Mike Reardon, 49: In 1995, I did the Washington section of the PCT with a high school buddy of mine, and we took a year off to plan the rest of it. The next year we started by Mexico, but my friend injured his foot a few weeks into it, so I was solo for the next 1,800 miles. I never intended to do it solo: Now, there’s so many people, but in 1996, I think only 50 people a year would start and 40 people would drop out for whatever reason — injury, or because it’s hard-ass work. 

It was an interesting thing to do because when you distance hike like that, you’re always in pain, you always have some nagging injuries. But you realize how strong your mind is, being able to overcome pain and injury. You also sleep like a friggin’ rock because you’re so exhausted every day, and how well you sleep is one of the best parts about it.

It was also awesome living outside. You get in a natural rhythm: When it gets dark you lie down and go to bed. When the birds start chirping at four or five in the morning you wake up and start walking, and it’s just what you do all day. You just walk and look forward to where you’re going, pace your day out, where you’re going to go, where you want to be, set goals for yourself about how far you want to get.

I did it pre-internet, so we were using guidebooks. They were excellent books, but I don’t know what it’s like now. I carried a 35mm SLR camera with a lens the whole time. It probably weighed six pounds! That’s probably a third of people’s packs now. When I did it, the older people were better than the younger people, who didn’t have the work ethic, the pain tolerance or mental capacity to handle the pain. The more mature people were definitely better at it.

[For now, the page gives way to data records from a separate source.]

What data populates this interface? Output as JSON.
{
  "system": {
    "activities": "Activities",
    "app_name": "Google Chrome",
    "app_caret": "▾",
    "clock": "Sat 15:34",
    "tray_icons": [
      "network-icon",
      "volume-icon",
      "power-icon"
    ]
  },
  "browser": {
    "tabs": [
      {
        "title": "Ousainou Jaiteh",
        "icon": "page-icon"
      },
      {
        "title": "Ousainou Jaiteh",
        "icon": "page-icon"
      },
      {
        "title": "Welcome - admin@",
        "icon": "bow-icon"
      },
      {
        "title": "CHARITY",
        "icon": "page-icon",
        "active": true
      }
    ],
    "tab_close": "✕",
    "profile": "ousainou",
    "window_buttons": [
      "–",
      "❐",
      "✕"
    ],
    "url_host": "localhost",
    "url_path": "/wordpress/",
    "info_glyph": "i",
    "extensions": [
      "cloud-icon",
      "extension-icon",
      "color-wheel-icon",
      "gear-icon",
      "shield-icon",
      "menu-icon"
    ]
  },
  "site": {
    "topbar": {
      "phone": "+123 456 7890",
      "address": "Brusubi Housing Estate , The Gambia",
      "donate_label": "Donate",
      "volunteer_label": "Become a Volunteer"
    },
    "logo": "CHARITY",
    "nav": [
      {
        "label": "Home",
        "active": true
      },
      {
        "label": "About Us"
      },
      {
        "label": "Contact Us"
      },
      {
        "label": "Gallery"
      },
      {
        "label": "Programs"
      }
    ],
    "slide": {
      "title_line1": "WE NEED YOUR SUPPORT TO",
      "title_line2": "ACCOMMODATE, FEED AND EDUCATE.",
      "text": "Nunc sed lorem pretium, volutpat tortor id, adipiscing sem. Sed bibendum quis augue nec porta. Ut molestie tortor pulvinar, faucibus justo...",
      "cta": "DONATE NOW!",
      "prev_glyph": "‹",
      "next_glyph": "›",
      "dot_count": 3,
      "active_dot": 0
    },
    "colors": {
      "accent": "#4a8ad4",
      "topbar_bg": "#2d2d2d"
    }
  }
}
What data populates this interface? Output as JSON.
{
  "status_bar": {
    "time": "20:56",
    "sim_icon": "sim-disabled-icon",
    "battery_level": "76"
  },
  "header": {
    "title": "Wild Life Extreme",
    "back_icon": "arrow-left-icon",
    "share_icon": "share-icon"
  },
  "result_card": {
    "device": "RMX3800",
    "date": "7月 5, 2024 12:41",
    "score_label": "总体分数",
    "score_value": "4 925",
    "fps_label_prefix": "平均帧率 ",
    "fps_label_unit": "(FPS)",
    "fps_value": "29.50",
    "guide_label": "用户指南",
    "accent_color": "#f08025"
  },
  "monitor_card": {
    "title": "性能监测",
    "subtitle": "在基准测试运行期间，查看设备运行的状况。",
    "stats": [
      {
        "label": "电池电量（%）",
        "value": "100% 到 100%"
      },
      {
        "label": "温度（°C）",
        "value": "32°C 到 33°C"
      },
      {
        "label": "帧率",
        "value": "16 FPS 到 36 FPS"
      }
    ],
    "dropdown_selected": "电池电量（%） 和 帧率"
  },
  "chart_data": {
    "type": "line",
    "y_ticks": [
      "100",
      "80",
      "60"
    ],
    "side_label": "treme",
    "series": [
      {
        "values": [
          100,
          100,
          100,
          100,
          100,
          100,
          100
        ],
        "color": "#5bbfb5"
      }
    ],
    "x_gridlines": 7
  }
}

The mental strength comes in when it’s 105 degrees, you have to carry water on your back and you’re looking at a 4,000-foot climb to get over the top somewhere. Going up a mountain when the sun’s beating on you, you wonder why you’re doing this to yourself, until you get next to a lake, in a high valley or other crazy places you have to hike a day or two to get to. Then you sit down, eat and look around and it’s quite an accomplishment. It’s an addicting feeling.

The scariest moment for me was one night in Sequoia National Park. I was low on food — I was going to hike into town the next morning so I didn’t bear-bag my food. I woke up in the middle of the night and a bear was on top of me as I was in my sleeping bag. I didn’t have a tent set up. Right when I sat up, he batted me back down to the ground. He took off, ripped my sleeping bag and dragged me off my pad, accidentally, I think. He’d gotten into my backpack and found some brownie mix. He’d been licking it and had it all over the place, so his saliva and this dehydrated brownie mix was just stuck everywhere. It was like a muddy, chocolatey mess. When the feathers came out of my sleeping bag, they were stuck all over the place. I packed up my stuff and started hiking out at two in the morning because you can’t really sleep after that.

I did find that a lot of people on those solo journeys are running from something: They’re trying to find themselves, or their life is in transition, or maybe somebody died or they’re trying to figure out their lives. It’s not a bad way to do it, actually, because you’re getting good physical exercise and it’s good for your mind. You can get a clarity when you get your body in good physical condition. I’m half-bummed that I’m 50 years old now and I don’t know if I’ll be able to do it again, because it was so awesome.

It definitely made me realize how little you need in life to be happy and content. You really just need a warm dry place to sleep, a little bit of food and your health. It showed me that less is more in life; you don’t need much to have mental clarity and be happy. The more you have, the more responsibility you have, a lot of times that can add to your stress. The happiest I’ve ever been is when I was out there with the least amount of stuff and in the best condition of my life. It’s kind of a Zen you get in. 

Whenever I see PCT stickers, I always go to the person and ask them, “Hey, did you hike the PCT?” And it’s always really cool to talk to them because they get it.